Tuesday, December 5, 2006

rag for william s burroughs

So if you were to ever make a 10-minute film about the life of William S. Burroughs, you could use this Matmos track as your soundtrack. Gunshots, adding machine sounds, Jajoukan pipes: this cut has it all. (If I were to quibble, I'd say they should have faded out into the sound of purring cats in the final minute, but otherwise, spot-on.)

From Matmos' new(ish) album, The Rose Has Teeth In The Mouth of A Beast, which is a suite of ten songs, each dedicated to a different deceased queer.

Thursday, August 17, 2006

ornate tangles and grubby drones

Growing, "Fancy Period"

This inspired number starts off by cultivating a field of acid-trip patterns into an impossibly ornate tangle which threatens to blot out everything behind its whirling calligraphic streamers. Like all barriers, though, this one is illusory, and around minute four you slip through into a totally different landscape, where pseudo-Zimbabwean filligrees float beatifically over funky bionic stutter. Ambitious!

Vulture Club, "Untitled"

I don't know much about Vulture Club other than the fact that it has released an album full of heavy guitar drones in their most concentrated form: no riffs, no melody, no Julian Cope poetry, just sweet sweet room-shaking low-end, with the tiniest bit of occasional modulation serving to hold interest. This track is for anyone who finds unadorned amplifier hum to be strangely lulling and comforting.

Vampire Belt, "Snake Out"

Mixtape-makers take note that that Vulture Club track flows nicely into this piece, which commences with a few seconds of grimy hum before busting out into some of the finest splattering skronk I've ever heard. Chris Corsano has been earning so much praise for his inventive improv drumming that people forget that he can also do straight-up hardcore pounding when paired with a player who demands it: Bill Nace is that player here, providing inspirational art-damaged guitar-work that is very finely mangled indeed.

Sunday, August 13, 2006

what happened to the levees

The Coup, "Laugh, Love, Fuck"

This song features a refrain that goes: "I'm here to laugh, love, fuck and drink liquor / and help the damn revolution come quicker." What more do I really need to say? Will it help if I say it also features a cheesy clap machine?
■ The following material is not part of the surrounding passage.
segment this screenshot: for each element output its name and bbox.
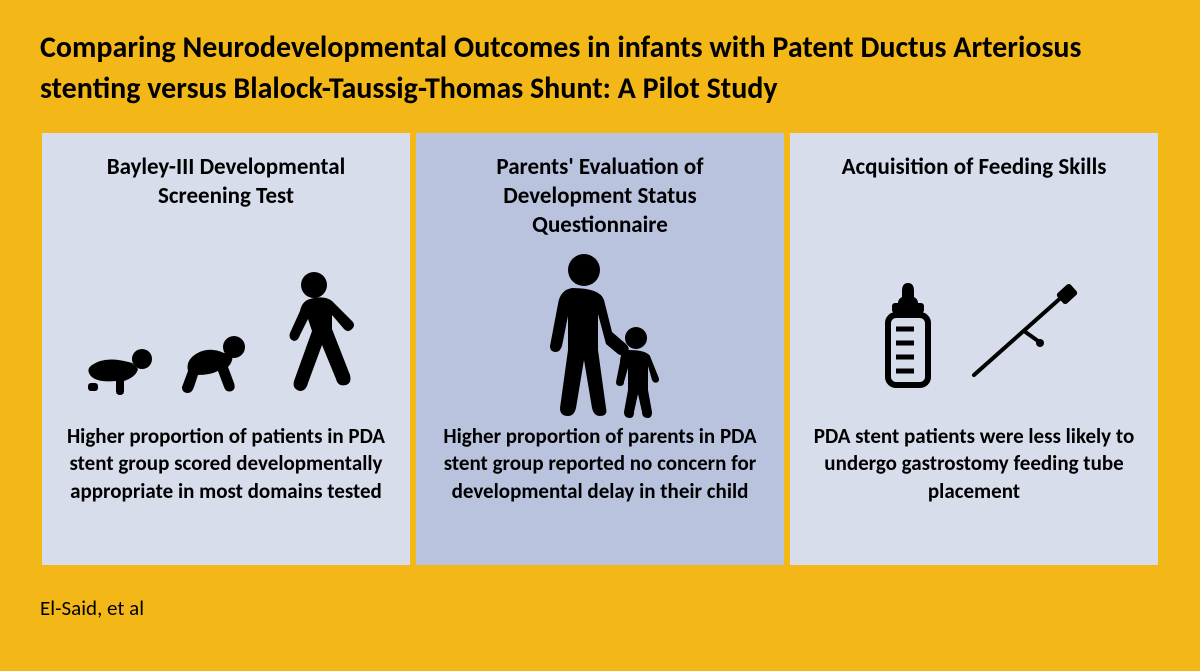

DJ Drama and Lil' Wayne, "Georgia... Bush" [edit]

Chuck D once famously referred to hip hop as "black America's CNN," an assertion that was questionable then and remains questionable now. But the statement feels relevant in reference to this song, a chilling little bit of post-Katrina reportage from 23-year-old New Orleans native Lil' Wayne. Anger and sorrow tangle here with conspiracy-theorizing and good old-fashioned Bush-hammering (although it's worth noting that Ray Nagin takes a solid hit as well).

Friday, August 11, 2006

for good selves and bad

Ladytron, "Destroy Everything You Touch"

A better summer would not have featured this song playing over and over again in my head. But instead of the better summer, I am having the one in which I am blundering through the landscape like a grief-maddened Godzilla, leaving a trail of bent wreckage and disappointed people behind me. The gap between this song's upbeat bent and the bleakness of its lyrical content conveys a certain fuckheaded resoluteness: that desire to confirm one's own worst suspicions about oneself, and the feelings of idiotic satisfaction and cynical glee when this dubious goal is achieved.

Kimya Dawson, "My Rollercoaster"

I'm not sure who brought the Kimya Dawson tunes to Spring this year, but I stood in the kitchen by myself on the final night and listened to this song and it brought tears to my eyes. This song is goofy and dorky and exuberant and tender: these are the ways I like to think of myself when I'm not thinking of myself as a maddened Godzilla, v. sup.